$126 million in antitrust settlements and dozens of sexual abuse lawsuits will survive Jeff Webb — the institutional damage at Varsity is larger than any one founder.
Sportico and Front Office Sports report ongoing sexual abuse litigation against Varsity Brands and its private equity owners, including a $200M Georgia suit.
Antitrust researcher Matt Stoller has long documented Varsity's monopoly; Webb's death has resurfaced the structural critique.
Jeff Webb is dead. This paper's obituary at position 13 told the story of the man who built a $4.75 billion cheerleading empire from a Memphis apartment. This brief concerns what he left behind — not the empire, but the wreckage underneath it.
Varsity Brands has paid $82.5 million to settle an antitrust class action brought by All-Star cheer gyms that alleged the company wielded monopoly power over competition access, uniform sales, and event pricing. A separate antitrust settlement added $43.5 million. Combined: $126 million in payments for anticompetitive behavior in a sport whose participants are overwhelmingly minors [1][2].
The antitrust settlements are the quantifiable part. The sexual abuse litigation is not. Dozens of lawsuits remain active against Varsity and its affiliates, alleging systemic failures to protect young athletes from predatory coaches and staff. In October 2025, a Georgia family filed a $200 million suit against Varsity Brands, its former private equity owner Bain Capital, and USA Cheer, alleging the organizations enabled sexual abuse through institutional indifference. The suit names the corporate structure itself — not individual bad actors — as the mechanism of harm [3].

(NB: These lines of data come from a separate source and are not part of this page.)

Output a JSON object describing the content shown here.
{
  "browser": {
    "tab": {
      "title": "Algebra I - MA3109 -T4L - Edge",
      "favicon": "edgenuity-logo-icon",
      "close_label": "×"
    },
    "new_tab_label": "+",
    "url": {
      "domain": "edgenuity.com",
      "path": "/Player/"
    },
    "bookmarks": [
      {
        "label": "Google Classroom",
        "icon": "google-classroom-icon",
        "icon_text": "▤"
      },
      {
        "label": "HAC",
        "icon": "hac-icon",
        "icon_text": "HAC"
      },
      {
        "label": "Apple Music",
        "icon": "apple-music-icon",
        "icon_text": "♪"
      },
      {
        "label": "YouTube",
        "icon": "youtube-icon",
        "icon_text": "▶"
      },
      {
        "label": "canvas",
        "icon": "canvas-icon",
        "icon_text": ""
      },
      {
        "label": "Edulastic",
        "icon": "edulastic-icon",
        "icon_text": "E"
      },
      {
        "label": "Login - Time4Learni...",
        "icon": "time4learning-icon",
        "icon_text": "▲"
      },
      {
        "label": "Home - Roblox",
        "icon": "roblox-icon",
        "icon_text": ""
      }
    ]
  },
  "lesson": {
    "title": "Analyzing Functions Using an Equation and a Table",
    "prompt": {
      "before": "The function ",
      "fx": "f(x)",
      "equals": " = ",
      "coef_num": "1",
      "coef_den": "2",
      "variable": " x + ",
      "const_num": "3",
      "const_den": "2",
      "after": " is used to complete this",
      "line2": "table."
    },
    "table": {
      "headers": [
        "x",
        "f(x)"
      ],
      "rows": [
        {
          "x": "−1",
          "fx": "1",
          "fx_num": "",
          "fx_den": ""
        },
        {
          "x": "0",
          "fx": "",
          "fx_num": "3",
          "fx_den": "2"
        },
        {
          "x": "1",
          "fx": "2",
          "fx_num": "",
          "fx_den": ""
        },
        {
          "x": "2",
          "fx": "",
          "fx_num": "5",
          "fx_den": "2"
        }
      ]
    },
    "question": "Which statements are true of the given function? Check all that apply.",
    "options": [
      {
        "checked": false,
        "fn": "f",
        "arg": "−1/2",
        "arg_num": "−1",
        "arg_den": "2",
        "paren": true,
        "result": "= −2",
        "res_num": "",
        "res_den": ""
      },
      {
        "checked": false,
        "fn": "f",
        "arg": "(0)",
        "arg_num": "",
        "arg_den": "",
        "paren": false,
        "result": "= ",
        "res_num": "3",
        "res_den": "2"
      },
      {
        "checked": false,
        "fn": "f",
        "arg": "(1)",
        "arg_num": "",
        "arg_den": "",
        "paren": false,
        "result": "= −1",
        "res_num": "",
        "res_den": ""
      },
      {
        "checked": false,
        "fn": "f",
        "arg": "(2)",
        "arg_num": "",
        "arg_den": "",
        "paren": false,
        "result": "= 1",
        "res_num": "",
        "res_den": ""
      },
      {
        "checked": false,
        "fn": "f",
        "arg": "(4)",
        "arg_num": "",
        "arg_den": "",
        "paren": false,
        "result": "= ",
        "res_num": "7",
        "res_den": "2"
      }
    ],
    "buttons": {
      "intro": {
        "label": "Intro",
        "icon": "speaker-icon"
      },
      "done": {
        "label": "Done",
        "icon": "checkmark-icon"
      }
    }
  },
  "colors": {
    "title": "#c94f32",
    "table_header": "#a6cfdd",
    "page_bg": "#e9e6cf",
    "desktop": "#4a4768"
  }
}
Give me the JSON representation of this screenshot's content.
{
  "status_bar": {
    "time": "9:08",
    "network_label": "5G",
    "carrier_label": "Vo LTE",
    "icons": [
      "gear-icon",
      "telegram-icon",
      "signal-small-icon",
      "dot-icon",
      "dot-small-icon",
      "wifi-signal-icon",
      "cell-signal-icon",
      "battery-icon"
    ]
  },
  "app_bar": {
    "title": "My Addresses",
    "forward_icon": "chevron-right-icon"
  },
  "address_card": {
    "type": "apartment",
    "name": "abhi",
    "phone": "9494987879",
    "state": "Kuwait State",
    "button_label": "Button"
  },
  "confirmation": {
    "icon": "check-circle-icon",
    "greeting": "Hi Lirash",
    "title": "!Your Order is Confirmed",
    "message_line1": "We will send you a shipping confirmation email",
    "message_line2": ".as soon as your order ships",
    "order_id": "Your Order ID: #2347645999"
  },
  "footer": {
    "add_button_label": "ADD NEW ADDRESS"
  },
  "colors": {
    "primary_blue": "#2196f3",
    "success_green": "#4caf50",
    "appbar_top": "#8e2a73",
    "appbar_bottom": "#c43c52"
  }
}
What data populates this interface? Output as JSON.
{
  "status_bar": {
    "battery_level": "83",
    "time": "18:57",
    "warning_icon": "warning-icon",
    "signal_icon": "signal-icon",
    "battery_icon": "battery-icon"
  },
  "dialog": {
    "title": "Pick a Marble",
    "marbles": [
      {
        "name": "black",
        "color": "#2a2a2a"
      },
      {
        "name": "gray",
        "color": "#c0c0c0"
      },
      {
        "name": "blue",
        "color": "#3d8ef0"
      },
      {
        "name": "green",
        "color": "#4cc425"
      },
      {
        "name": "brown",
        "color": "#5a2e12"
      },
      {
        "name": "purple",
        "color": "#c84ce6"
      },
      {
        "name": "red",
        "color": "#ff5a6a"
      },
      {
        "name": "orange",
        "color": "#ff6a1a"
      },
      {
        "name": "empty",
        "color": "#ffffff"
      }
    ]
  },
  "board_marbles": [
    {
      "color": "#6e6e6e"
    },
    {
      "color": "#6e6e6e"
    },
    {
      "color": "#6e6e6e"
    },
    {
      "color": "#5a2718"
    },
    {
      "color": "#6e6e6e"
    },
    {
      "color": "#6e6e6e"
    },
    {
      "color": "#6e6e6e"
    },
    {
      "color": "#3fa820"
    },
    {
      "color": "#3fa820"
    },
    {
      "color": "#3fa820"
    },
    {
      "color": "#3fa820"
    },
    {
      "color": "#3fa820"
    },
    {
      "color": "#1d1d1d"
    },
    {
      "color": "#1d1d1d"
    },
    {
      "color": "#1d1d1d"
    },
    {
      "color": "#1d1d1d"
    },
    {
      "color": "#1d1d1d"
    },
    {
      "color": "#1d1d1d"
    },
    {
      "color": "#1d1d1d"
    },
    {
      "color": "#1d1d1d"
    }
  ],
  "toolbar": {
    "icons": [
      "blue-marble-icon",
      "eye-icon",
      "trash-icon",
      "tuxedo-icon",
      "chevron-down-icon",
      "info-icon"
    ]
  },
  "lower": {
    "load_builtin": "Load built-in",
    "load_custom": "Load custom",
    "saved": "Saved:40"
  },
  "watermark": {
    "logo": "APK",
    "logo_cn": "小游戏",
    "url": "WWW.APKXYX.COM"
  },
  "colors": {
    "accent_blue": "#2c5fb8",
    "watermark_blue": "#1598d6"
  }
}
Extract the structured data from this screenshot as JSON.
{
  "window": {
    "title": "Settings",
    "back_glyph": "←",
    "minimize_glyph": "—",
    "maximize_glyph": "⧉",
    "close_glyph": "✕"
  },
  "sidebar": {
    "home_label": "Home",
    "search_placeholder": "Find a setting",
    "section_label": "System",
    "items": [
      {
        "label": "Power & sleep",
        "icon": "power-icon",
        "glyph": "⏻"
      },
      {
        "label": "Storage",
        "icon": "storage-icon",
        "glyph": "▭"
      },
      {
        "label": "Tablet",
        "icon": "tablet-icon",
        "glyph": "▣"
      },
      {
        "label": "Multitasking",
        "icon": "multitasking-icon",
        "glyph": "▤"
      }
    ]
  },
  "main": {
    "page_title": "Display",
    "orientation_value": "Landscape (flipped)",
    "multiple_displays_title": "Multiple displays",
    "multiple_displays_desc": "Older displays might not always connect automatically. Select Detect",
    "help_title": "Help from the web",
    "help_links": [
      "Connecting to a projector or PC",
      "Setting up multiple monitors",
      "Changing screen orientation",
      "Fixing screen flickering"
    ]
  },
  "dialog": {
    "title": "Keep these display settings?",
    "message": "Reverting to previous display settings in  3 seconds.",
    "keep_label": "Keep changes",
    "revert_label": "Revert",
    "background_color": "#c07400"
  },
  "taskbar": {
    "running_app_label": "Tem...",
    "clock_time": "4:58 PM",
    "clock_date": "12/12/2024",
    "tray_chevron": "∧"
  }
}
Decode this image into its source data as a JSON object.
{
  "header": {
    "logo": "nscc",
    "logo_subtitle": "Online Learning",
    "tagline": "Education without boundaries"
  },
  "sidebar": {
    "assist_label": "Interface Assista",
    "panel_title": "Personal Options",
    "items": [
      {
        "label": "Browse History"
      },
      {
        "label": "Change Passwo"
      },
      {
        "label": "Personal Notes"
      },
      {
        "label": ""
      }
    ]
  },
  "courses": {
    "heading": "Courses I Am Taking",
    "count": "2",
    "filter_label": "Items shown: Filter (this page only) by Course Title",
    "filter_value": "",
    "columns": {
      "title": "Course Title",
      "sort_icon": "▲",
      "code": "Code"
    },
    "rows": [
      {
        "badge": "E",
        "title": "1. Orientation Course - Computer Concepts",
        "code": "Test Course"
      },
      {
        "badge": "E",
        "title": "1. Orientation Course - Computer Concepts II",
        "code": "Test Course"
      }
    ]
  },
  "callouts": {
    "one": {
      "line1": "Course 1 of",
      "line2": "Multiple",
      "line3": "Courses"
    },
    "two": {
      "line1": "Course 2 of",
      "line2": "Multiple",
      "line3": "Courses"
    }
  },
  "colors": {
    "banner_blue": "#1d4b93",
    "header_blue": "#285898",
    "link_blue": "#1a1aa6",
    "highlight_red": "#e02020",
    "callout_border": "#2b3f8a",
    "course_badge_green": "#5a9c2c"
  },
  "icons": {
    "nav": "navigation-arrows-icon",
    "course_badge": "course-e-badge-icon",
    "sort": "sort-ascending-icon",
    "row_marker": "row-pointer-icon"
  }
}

KKR acquired Varsity in 2018 for $4.75 billion. The private equity firm bought a monopoly that controlled cheerleading's entire value chain: camps, competitions, uniforms, music. It also bought the liability that monopoly had accumulated. Webb's death changes nothing about the legal exposure. The lawsuits do not name a man. They name a system.
The founder's obituary is written. The institution's reckoning is ongoing.